Ésta es la premisa de “Flow” (2024), película animada dirigida por Gints Zilbalodis, que ya está cosechando reconocimientos en la temporada de premios.
Además de su inusual temática, Flow destaca porque no tiene diálogos. Sus personajes se comunican de distintas maneras, mientras pasan de un problema a otro y van aprendiendo a resolver todo en equipo.
El gato, una capibara, un perro, un lémur y un ave de la especie Secretario (Sagittarius serpentarius) conforman un equipo singular y muy efectivo. Cada uno tiene una forma de comportarse y de moverse muy definida, lo que hace pensar inevitablemente en que cada quien podría representar a ciertos arquetipos o tipos de personalidad.
En constante peligro de ahogarse o ser atacados por depredadores, los personajes necesitan reaccionar ante cada amenaza. Es una historia de aprendizaje y crecimiento, que desarrolla un arco bien definido para los personajes principales.
El mensaje de la película refleja la idea de que la vida puede pasar de ser perfecta a dolorosa en un instante, pero debes intentar seguir la corriente. Además, destaca la importancia de encontrar compañeros en el camino: cuando nos ayudamos mutuamente, todos podemos encontrar mejores resultados.
¿Por qué ver Flow?
La animación es vista con frecuencia como una tecnología para niños.

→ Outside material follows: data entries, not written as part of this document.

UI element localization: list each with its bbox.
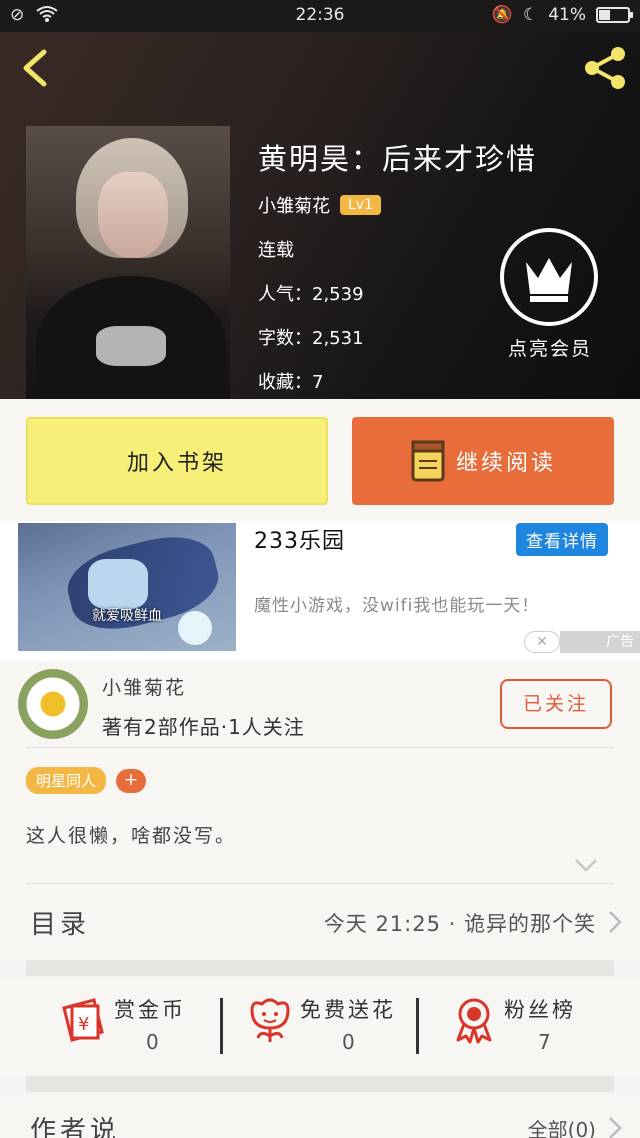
vip-button[interactable]: 点亮会员 (500, 228, 600, 361)
flower-icon (250, 998, 290, 1042)
word-count-stat: 字数：2,531 (258, 324, 364, 350)
add-tag-button[interactable]: + (116, 768, 147, 793)
serial-status: 连载 (258, 240, 294, 261)
catalog-label: 目录 (30, 910, 91, 940)
ad-image-caption: 就爱吸鲜血 (92, 608, 162, 624)
plane-icon (178, 611, 212, 645)
red-envelope-icon: ¥ (62, 998, 104, 1042)
author-says-all: 全部(0) (527, 1118, 596, 1138)
ad-close-button[interactable]: ✕ (524, 631, 560, 653)
chevron-right-icon (608, 910, 622, 938)
popularity-stat: 人气：2,539 (258, 280, 364, 306)
continue-reading-label: 继续阅读 (455, 451, 556, 476)
author-row: 小雏菊花 Lv1 (258, 192, 381, 218)
share-icon (585, 47, 625, 89)
view-details-button[interactable]: 查看详情 (516, 523, 608, 556)
tag-row: 明星同人 + (26, 767, 147, 794)
fan-ranking[interactable]: 粉丝榜 7 (448, 990, 628, 1060)
battery-percent: 41% (548, 5, 586, 25)
moon-icon: ☾ (522, 5, 539, 25)
divider (220, 998, 223, 1054)
book-icon (411, 440, 445, 482)
svg-text:¥: ¥ (78, 1014, 89, 1035)
reward-coins-label: 赏金币 (114, 998, 186, 1022)
popularity-label: 人气： (258, 284, 312, 305)
status-bar: ⊘ 22:36 🔕 ☾ 41% (0, 0, 640, 32)
medal-icon (456, 998, 492, 1044)
ad-description: 魔性小游戏，没wifi我也能玩一天！ (254, 596, 540, 616)
favorites-label: 收藏： (258, 372, 312, 393)
word-count-label: 字数： (258, 328, 312, 349)
book-header: 黄明昊：后来才珍惜 小雏菊花 Lv1 连载 人气：2,539 字数：2,531 … (0, 32, 640, 399)
free-flowers[interactable]: 免费送花 0 (244, 990, 424, 1060)
avatar[interactable] (18, 669, 88, 739)
chevron-down-icon[interactable] (574, 857, 598, 876)
ad-image[interactable]: 就爱吸鲜血 (18, 523, 236, 651)
chevron-right-icon (608, 1116, 622, 1138)
fan-ranking-value: 7 (538, 1030, 551, 1054)
followed-button[interactable]: 已关注 (500, 679, 612, 729)
divider (26, 747, 614, 748)
divider (416, 998, 419, 1054)
stats-bar: ¥ 赏金币 0 免费送花 0 粉丝榜 7 (0, 978, 640, 1076)
share-button[interactable] (580, 42, 630, 92)
level-badge: Lv1 (340, 195, 381, 215)
chevron-left-icon (23, 49, 47, 87)
latest-chapter: 今天 21:25 · 诡异的那个笑 (323, 912, 596, 936)
ad-label: 广告 (560, 631, 640, 653)
add-to-shelf-label: 加入书架 (126, 451, 227, 476)
crown-icon (500, 228, 598, 326)
ad-title: 233乐园 (254, 529, 345, 554)
ad-banner[interactable]: 就爱吸鲜血 233乐园 查看详情 魔性小游戏，没wifi我也能玩一天！ ✕ 广告 (0, 521, 640, 661)
author-says-label: 作者说 (30, 1116, 121, 1138)
author-intro: 这人很懒，啥都没写。 (26, 825, 237, 847)
section-separator (26, 1076, 614, 1092)
back-button[interactable] (16, 46, 56, 90)
action-bar: 加入书架 继续阅读 (0, 399, 640, 521)
book-cover[interactable] (26, 126, 230, 399)
mute-icon: 🔕 (491, 5, 513, 25)
battery-icon (596, 7, 633, 23)
author-works-summary: 著有2部作品·1人关注 (102, 715, 305, 739)
fan-ranking-label: 粉丝榜 (504, 998, 576, 1022)
author-name[interactable]: 小雏菊花 (258, 192, 330, 218)
category-tag[interactable]: 明星同人 (26, 767, 107, 794)
popularity-value: 2,539 (312, 284, 364, 305)
catalog-row[interactable]: 目录 今天 21:25 · 诡异的那个笑 (0, 884, 640, 962)
favorites-value: 7 (312, 372, 324, 393)
free-flowers-label: 免费送花 (300, 998, 396, 1022)
favorites-stat: 收藏：7 (258, 368, 323, 394)
section-separator (26, 960, 614, 976)
author-says-row[interactable]: 作者说 全部(0) (0, 1094, 640, 1138)
vip-label: 点亮会员 (507, 338, 592, 360)
add-to-shelf-button[interactable]: 加入书架 (26, 417, 328, 505)
reward-coins-value: 0 (146, 1030, 159, 1054)
continue-reading-button[interactable]: 继续阅读 (352, 417, 614, 505)
author-section-name[interactable]: 小雏菊花 (102, 673, 186, 700)
reward-coins[interactable]: ¥ 赏金币 0 (58, 990, 238, 1060)
word-count-value: 2,531 (312, 328, 364, 349)
book-title: 黄明昊：后来才珍惜 (258, 142, 538, 176)
free-flowers-value: 0 (342, 1030, 355, 1054)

Pero hace ya muchos años que películas como “La tumba de las luciérnagas” (1988) y “Los perros de la plaga” (1982) demostraron que también puede abordar tragedias, problemas sociales y otros temas serios.
Pero Flow pertenece al tipo de películas animadas como Up (2009), que le hablan tanto a los niños como a sus padres, por el tratamiento de temas profundos de una forma velada, implícita. En Flow, la narrativa transcurre sin violencia, pero la temática del cambio climático y los desastres naturales que está desencadenando en el mundo está muy presente y no puede pasar desapercibida.